Bisnis.com, JAKARTA—Pengadilan Niaga Jakarta Pusat kembali menyidangkan perkara tumpahan minyak montara antara Kementerian Lingkungan Hidup dengan perusahaan minyak asal Thailand PTTEP.
KLHK (penggugat) menuntut tiga perusahaan Thailand untuk bertanggung jawab atas kerusakan lingkungan di perairan Indonesia.
Ketiga pihak yang digugat KLHK yakni The Petroleum Authority of Thailand Exploration and Production Australasia (PTTEP AA) sebagai tergugat I, The Petroleum Authority of Thailand Exploration and Production Public Company Limited (PTTEP) selaku tergugat II dan The Petroleum Authority of Thailand Public Company Limited (PTT PCL) sebagai tergugat III.
Persidangan ini sempat ditunda selama tiga bulan lantaran pihak tergugat berasal dari luar wilayah Indonesia. Pasalnya, pemanggilan tergugat dinilai memerlukan waktu.
Adapun sidang perdana perkara dengan klaim total kerugian Rp27,47 triliun ini digelar pada 22 Agustus lalu.

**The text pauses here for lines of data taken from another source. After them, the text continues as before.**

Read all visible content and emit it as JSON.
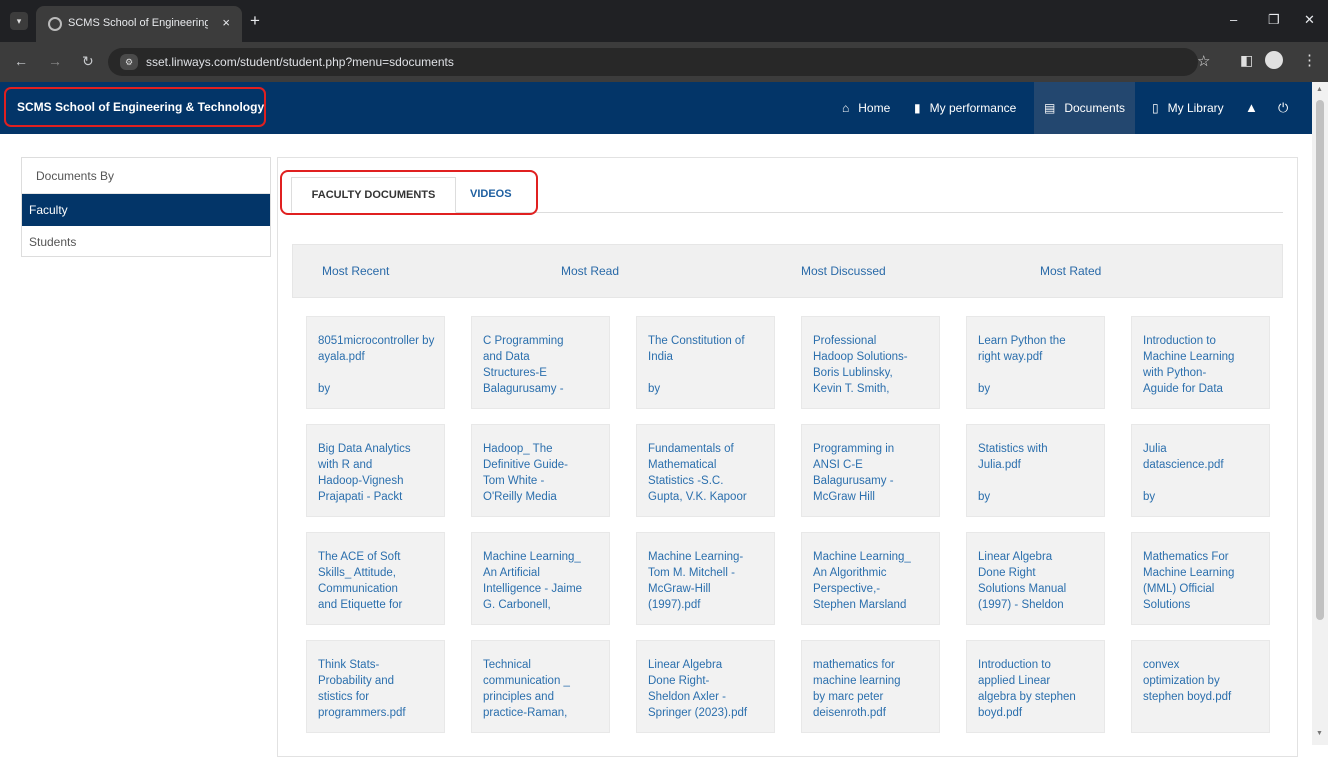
{
  "browser": {
    "tab_title": "SCMS School of Engineering &",
    "tab_close": "×",
    "new_tab": "+",
    "url": "sset.linways.com/student/student.php?menu=sdocuments",
    "icons": [
      "chevron-down-icon",
      "globe-icon",
      "back-icon",
      "forward-icon",
      "reload-icon",
      "site-settings-icon",
      "star-icon",
      "sidepanel-icon",
      "profile-icon",
      "kebab-icon",
      "minimize-icon",
      "maximize-icon",
      "close-icon"
    ]
  },
  "navbar": {
    "brand": "SCMS School of Engineering & Technology",
    "items": [
      {
        "label": "Home",
        "icon": "home-icon"
      },
      {
        "label": "My performance",
        "icon": "bar-chart-icon"
      },
      {
        "label": "Documents",
        "icon": "document-icon"
      },
      {
        "label": "My Library",
        "icon": "book-icon"
      }
    ],
    "active_item": "Documents",
    "bell_icon": "bell-icon",
    "power_icon": "power-icon",
    "colors": {
      "bar": "#033568",
      "active": "#23476f"
    }
  },
  "sidebar": {
    "heading": "Documents By",
    "items": [
      {
        "label": "Faculty",
        "active": true
      },
      {
        "label": "Students",
        "active": false
      }
    ]
  },
  "tabs": [
    {
      "label": "FACULTY DOCUMENTS",
      "active": true
    },
    {
      "label": "VIDEOS",
      "active": false
    }
  ],
  "filters": [
    "Most Recent",
    "Most Read",
    "Most Discussed",
    "Most Rated"
  ],
  "documents": [
    [
      "8051microcontroller by ayala.pdf",
      "",
      "",
      "by"
    ],
    [
      "C Programming",
      "and Data",
      "Structures-E",
      "Balagurusamy -"
    ],
    [
      "The Constitution of",
      "India",
      "",
      "by"
    ],
    [
      "Professional",
      "Hadoop Solutions-",
      "Boris Lublinsky,",
      "Kevin T. Smith,"
    ],
    [
      "Learn Python the",
      "right way.pdf",
      "",
      "by"
    ],
    [
      "Introduction to",
      "Machine Learning",
      "with Python-",
      "Aguide for Data"
    ],
    [
      "Big Data Analytics",
      "with R and",
      "Hadoop-Vignesh",
      "Prajapati - Packt"
    ],
    [
      "Hadoop_ The",
      "Definitive Guide-",
      "Tom White -",
      "O'Reilly Media"
    ],
    [
      "Fundamentals of",
      "Mathematical",
      "Statistics -S.C.",
      "Gupta, V.K. Kapoor"
    ],
    [
      "Programming in",
      "ANSI C-E",
      "Balagurusamy -",
      "McGraw Hill"
    ],
    [
      "Statistics with",
      "Julia.pdf",
      "",
      "by"
    ],
    [
      "Julia",
      "datascience.pdf",
      "",
      "by"
    ],
    [
      "The ACE of Soft",
      "Skills_ Attitude,",
      "Communication",
      "and Etiquette for"
    ],
    [
      "Machine Learning_",
      "An Artificial",
      "Intelligence - Jaime",
      "G. Carbonell,"
    ],
    [
      "Machine Learning-",
      "Tom M. Mitchell -",
      "McGraw-Hill",
      "(1997).pdf"
    ],
    [
      "Machine Learning_",
      "An Algorithmic",
      "Perspective,-",
      "Stephen Marsland"
    ],
    [
      "Linear Algebra",
      "Done Right",
      "Solutions Manual",
      "(1997) - Sheldon"
    ],
    [
      "Mathematics For",
      "Machine Learning",
      "(MML) Official",
      "Solutions"
    ],
    [
      "Think Stats-",
      "Probability and",
      "stistics for",
      "programmers.pdf"
    ],
    [
      "Technical",
      "communication _",
      "principles and",
      "practice-Raman,"
    ],
    [
      "Linear Algebra",
      "Done Right-",
      "Sheldon Axler -",
      "Springer (2023).pdf"
    ],
    [
      "mathematics for",
      "machine learning",
      "by marc peter",
      "deisenroth.pdf"
    ],
    [
      "Introduction to",
      "applied Linear",
      "algebra by stephen",
      "boyd.pdf"
    ],
    [
      "convex",
      "optimization by",
      "stephen boyd.pdf",
      ""
    ]
  ]
}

Berdasarkan pantauan Bisnis, pihak penggugat dihadiri oleh Direktur Penyelesaian Sengketa KLHK Jasmin Ragil Utomo. Jasmin didampingi oleh Praktisi Tim Advokasi Mitigasi Komunitas Hukum Universitas Padjajaran Firyamanzuri dan sejumlah tim dari KLHK.

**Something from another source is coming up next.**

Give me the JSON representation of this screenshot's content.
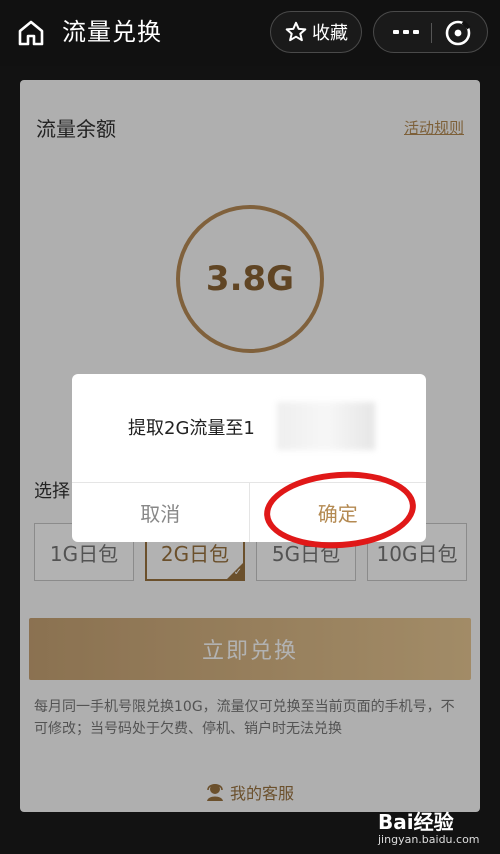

Sementara itu, pihak tergugat I, II dan III juga tampak di persidangan. Tergugat I dan tergugat II diwakili oleh kuasa hukum Fredrick J. Pinakunary. Sementara itu, tergugat III diwakili oleh pengacara Andi Simangunsong.
Seperti diketahui, tergugat I adalah operator kilang minyak. Sementara itu tergugat II merupakan head office atau induk usahanya dan tergugat III merupakan pemilik atau owner.
Ketiga perusahaan Thailand tersebut digugat karena menyebabkan kerusakan lingkungan di Zona Ekonomi Eksklusif Indonesia.
Tergugat I selaku operator dianggap lalai dalam mengoperasikan kilang minyak milik Thailand di Australia.
Kelalalaian tersebut menyebabkan meledaknya unit pengeboran West Atlas di ladang minyak Montara. Oleh sebab itu, terjadi kebocoran minyak mentah ke perairan Australia.
Melubernya minyak berlangsung selama 74 hari sejak 29 Agustus 2009 hingga 3 November 2009. Limbah minyak ini kemudian menyebar ke perairan Nusa Tenggara Timur, Indonesia.
Atas dasar ini, Pemerintah mengajukan gugatan terkait kerusakan dan biaya pemulihan lingkungan sebesar Rp 27,47 triliun kepada para tergugat.
Rinciannya, ganti rugi materiil senilai Rp23,01 triliun dan biaya pemulihan lingkingan Rp4,46 triliun. Kerusakan dan pemulihan lingkungan yang dimaksud berada di pesisir pantai Desa Tablolong di Kupang, Desa Oenggaut di Rote Ndao dan Desa Daiama di Rote Timur.